In the second volume of The Dial, published in 1892 Lucien Pissarro depicts an image fraught with the mythic approach to art that Charles Rickett and Charles Shannon encapsulate their magazine with. Pissarro’s image is a wood block engraving, alike to those Rickett included himself throughout the volume. A wood block engraving allows for Pissarro to create a simple but highly textured design that conveys a country-like softness opposed to the hard-lined ornaments surrounding the volume’s text. “Sister of the Woods” creates a magical atmosphere, evoking a classic Persephone-like figure who is connected to the trees around her. This again, demonstrates the value of the wood engraving method, with ornate textures and lively details in the surrounding scene that create a folk story within the image itself.
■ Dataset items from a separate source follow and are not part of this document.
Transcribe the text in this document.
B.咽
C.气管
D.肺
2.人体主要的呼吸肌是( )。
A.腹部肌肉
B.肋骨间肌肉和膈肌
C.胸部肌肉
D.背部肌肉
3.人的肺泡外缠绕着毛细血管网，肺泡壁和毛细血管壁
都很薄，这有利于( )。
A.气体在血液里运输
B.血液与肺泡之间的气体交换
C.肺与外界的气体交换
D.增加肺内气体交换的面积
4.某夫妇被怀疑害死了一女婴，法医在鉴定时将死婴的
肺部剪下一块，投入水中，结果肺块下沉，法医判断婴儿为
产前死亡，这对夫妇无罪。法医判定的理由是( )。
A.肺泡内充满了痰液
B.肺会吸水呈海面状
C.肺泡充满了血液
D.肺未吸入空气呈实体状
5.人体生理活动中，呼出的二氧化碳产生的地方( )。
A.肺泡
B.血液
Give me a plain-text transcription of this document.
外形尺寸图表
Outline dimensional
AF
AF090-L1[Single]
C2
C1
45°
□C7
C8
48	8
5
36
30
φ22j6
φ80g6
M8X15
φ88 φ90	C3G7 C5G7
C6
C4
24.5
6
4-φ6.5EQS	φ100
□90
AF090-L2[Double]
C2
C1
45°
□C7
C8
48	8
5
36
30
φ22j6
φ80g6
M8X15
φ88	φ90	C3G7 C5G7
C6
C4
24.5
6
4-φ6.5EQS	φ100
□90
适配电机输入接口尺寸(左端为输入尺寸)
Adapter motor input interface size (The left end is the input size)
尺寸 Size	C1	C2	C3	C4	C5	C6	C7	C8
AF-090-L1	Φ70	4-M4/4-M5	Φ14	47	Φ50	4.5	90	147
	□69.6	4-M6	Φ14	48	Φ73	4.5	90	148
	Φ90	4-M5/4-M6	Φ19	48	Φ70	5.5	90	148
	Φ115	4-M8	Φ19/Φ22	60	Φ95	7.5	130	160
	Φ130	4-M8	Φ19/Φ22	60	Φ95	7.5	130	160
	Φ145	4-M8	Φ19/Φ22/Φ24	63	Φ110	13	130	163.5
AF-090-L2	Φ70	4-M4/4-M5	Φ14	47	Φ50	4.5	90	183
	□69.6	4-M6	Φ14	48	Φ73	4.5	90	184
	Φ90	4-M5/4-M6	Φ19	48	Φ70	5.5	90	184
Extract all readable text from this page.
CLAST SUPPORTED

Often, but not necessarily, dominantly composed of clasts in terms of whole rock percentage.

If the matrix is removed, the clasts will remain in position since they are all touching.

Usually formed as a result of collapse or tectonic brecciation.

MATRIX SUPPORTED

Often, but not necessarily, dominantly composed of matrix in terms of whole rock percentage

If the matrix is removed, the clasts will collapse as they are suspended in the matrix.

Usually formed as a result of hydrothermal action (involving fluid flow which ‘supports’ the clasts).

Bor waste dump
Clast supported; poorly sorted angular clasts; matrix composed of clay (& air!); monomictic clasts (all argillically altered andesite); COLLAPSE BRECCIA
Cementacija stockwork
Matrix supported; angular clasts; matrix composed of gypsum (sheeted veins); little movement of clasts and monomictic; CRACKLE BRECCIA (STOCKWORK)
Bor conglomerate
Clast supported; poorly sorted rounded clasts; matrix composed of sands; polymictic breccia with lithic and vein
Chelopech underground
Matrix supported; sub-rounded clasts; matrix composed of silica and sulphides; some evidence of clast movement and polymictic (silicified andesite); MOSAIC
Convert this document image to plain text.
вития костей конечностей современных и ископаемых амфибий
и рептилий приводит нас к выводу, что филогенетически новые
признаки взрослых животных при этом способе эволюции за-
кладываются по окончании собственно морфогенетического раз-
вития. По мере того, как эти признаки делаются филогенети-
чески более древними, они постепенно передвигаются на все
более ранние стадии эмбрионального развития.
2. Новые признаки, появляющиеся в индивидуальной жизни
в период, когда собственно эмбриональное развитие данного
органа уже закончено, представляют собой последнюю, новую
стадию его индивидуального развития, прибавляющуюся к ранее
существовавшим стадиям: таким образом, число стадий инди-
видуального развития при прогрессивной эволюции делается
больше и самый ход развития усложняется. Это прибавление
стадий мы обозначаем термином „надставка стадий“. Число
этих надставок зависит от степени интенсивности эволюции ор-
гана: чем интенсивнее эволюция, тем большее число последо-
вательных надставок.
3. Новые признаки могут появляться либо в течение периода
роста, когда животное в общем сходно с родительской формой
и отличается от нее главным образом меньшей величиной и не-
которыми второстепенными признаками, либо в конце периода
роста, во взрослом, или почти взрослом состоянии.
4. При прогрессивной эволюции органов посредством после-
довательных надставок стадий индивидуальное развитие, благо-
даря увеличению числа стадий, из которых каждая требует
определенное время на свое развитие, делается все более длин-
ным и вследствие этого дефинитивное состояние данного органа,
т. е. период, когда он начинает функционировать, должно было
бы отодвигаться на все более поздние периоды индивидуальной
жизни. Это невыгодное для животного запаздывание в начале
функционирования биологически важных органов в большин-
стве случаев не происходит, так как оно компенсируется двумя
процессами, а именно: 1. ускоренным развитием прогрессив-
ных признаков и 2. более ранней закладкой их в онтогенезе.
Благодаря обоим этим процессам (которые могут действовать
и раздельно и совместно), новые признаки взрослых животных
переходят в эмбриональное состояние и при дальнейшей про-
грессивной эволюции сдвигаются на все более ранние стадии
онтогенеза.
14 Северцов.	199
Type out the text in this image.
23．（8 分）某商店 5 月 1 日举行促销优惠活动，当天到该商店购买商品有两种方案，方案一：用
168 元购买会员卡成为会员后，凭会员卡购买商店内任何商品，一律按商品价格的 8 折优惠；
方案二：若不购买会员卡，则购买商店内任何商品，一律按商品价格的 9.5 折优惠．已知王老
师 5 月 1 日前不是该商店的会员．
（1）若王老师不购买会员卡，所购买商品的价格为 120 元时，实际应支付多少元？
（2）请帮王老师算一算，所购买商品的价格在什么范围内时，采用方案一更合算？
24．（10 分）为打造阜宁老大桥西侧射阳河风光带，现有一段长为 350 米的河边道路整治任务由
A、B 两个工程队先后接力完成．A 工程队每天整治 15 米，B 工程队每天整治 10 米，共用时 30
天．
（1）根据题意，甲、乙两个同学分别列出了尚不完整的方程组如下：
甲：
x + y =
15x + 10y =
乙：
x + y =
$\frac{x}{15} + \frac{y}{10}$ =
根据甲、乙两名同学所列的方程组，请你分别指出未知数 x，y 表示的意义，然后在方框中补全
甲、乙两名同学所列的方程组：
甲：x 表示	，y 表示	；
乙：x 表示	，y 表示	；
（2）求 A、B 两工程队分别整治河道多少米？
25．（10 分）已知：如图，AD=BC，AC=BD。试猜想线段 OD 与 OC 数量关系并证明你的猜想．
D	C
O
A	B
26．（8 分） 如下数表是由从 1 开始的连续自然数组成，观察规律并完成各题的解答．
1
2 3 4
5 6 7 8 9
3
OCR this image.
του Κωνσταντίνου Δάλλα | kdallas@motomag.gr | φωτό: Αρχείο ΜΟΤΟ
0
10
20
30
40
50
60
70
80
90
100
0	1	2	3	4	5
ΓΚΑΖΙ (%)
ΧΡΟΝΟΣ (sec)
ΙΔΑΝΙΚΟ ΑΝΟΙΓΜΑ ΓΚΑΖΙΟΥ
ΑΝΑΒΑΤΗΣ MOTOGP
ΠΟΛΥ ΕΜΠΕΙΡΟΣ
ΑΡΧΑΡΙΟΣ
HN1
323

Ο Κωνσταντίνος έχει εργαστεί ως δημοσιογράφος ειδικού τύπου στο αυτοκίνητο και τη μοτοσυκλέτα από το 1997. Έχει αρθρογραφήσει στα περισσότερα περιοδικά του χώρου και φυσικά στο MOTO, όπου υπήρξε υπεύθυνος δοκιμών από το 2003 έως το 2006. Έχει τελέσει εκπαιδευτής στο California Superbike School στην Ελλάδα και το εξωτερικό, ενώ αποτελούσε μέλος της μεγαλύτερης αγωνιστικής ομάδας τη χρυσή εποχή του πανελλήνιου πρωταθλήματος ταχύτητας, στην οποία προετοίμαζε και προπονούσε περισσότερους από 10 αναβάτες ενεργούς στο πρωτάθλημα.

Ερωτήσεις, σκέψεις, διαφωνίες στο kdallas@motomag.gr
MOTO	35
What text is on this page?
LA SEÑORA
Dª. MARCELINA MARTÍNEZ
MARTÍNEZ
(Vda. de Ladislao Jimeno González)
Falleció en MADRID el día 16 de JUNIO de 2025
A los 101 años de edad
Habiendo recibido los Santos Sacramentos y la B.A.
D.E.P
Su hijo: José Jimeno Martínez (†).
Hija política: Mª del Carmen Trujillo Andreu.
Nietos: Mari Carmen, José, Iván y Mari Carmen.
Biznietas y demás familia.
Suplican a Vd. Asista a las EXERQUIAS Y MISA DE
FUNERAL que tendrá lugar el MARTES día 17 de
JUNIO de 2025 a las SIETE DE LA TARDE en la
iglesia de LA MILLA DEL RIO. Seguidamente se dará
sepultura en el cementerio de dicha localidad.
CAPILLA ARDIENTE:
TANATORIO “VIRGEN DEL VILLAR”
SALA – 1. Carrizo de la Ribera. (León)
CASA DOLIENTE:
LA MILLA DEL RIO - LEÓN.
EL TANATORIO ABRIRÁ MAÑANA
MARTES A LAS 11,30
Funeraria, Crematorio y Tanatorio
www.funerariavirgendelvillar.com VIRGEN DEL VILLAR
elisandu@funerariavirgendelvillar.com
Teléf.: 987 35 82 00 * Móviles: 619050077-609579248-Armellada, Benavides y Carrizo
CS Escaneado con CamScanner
Noticeably there is no title for the image on the page inside the volume, or an introduction to the image. This contributes to the integration of image and text as equal, neither are present to embellish or enhance the other but to work together. Rickett and Shannon make sure that neither are completely separate from one another either, all images and text are tied together by their theme of “sheer nonsense” or the fantastic embedded through the entire volume. It conveys a continuous experience due to the text and images being embedded into one another.
Pissarro, Lucien. “Sister of the Woods” The Dial, vol. 2, 1892. The Yellow Nineties 2.0.
Janzen Kooistra, Lorraine. “Critical Introduction of The Dial, vol. 2, 1892″ The Yellow Nineties 2.0.